Après l’e-commerce, le cloud, les appareils électroniques et le divertissement, le prochain business d’Amazon sera-t-il celui de la banque ? Cette perspective a été relancée récemment par un article du Wall Street Journal, selon lequel Amazon aurait approché au cours de l’automne dernier quelques grandes enseignes bancaires états-uniennes. Objectif : conclure un partenariat pour lancer un compte de paiement aux couleurs d’Amazon, destiné à des clients pas ou mal bancarisés (et qui ne peuvent donc pas acheter sur son site), et à ses plus jeunes clients, dont les liens avec les banques traditionnelles sont déjà distendus.

Mettre un pied sur un marché dominé par les banques ne serait pas une première pour Amazon. Aux Etats-Unis, l’e-commerçant propose déjà une carte bancaire aux clients de son offre Prime. Un produit développé avec la banque JPMorgan Chase, qui figure également parmi les acteurs approchés pour le compte de paiement. « Avec ce compte, Amazon irait un cran plus loin, mais se situerait dans l’extension naturelle de ce qu’il fait déjà », estime Marc Giordanengo, manager au sein du cabinet de conseil Ailancy.

Réduire la domination de la carte bancaire

Derrière ces initiatives d’Amazon, un projet : réduire la part de la carte bancaire dans les paiements effectués sur ses sites. « La carte bancaire reste aujourd’hui un outil indispensable dans la chaîne de valeur du paiement en ligne », constate Marc Giordanengo. Mais cette prédominance a deux conséquences pour les e-commerçants : elle leur ferme la clientèle non équipée, notamment celle des mal-bancarisés, et elle leur coûte cher : chaque paiement donne lieu, en effet, à des commissions réglées aux banques et autres prestataires. « En permettant à ses clients de payer sans obligation d’avoir recours à la carte, Amazon compte bien réduire ses coûts », confirme Marc Giordanengo.
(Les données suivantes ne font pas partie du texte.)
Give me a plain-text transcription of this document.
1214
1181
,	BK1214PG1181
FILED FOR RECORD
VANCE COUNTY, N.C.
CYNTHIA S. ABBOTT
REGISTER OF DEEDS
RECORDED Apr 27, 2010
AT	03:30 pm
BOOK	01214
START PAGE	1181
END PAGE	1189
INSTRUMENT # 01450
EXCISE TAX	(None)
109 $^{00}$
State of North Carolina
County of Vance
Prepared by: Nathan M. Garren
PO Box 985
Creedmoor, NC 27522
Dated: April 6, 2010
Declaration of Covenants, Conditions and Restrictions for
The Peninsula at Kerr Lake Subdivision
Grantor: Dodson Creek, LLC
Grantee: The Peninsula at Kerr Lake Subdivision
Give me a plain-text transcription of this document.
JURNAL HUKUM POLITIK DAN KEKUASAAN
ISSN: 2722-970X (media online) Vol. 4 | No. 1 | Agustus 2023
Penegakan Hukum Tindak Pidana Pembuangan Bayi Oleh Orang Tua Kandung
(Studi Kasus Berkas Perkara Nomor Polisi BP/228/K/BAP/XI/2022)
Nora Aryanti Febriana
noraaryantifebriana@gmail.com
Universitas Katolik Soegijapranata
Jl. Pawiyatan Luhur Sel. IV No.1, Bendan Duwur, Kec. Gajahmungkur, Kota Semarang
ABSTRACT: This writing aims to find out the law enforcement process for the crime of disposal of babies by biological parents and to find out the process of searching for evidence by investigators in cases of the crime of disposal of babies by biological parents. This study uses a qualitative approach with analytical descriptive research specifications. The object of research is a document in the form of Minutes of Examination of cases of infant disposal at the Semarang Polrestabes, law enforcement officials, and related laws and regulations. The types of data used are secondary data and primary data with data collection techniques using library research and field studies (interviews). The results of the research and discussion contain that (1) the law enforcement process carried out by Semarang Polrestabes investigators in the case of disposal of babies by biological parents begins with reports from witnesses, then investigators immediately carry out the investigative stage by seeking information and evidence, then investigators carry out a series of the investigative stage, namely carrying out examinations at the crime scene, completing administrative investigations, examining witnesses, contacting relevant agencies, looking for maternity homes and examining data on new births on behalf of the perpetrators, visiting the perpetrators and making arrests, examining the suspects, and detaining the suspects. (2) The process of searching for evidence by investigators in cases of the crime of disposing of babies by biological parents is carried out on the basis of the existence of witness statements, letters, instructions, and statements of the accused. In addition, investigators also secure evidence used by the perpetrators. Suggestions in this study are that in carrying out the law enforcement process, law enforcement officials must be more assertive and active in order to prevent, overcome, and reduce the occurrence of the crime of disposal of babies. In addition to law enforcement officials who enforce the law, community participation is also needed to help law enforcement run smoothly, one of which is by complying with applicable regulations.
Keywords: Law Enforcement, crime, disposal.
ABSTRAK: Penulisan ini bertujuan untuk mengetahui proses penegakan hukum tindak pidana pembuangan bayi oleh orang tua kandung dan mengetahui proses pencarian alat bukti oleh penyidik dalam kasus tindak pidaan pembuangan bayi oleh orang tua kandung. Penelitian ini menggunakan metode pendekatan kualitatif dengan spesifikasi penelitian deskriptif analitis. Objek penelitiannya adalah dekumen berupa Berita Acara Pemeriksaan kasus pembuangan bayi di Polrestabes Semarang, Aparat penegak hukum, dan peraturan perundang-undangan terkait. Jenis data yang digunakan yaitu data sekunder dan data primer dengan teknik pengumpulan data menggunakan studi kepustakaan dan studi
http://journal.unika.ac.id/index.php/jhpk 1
D’autres grands commerçants ont déjà tenté le coup. Presque toutes les enseignes de grande distribution proposent des services de paiement, et la plupart planchent sur leurs propres portefeuilles électroniques. En France notamment, Carrefour Banque, déjà active sur la carte et le crédit, a également lancé C-zam, un compte de paiement à petit prix. En Chine, Alipay, service de paiement développé par l’équivalent chinois d’Amazon, Alibaba, est le service de paiement électronique le plus utilisé au monde et s’étend désormais dans le monde entier.

Les GAFA « légitimes » dans le secteur des paiements

Mais au-delà des intérêts stratégiques immédiats d’Amazon, pourquoi l’annonce d’un éventuel compte de paiement a-t-elle autant de retentissement ? Sans doute parce qu’on prête de longue date aux poids lourds de l’économie numérique des ambitions dans le domaine bancaire. A l’image du géant français des télécoms, Orange, qui a lancé en novembre dernier une offre en France, Orange Bank, et considère clairement la banque comme un relais de croissance face à la baisse de rentabilité de son cœur de métier, les télécoms.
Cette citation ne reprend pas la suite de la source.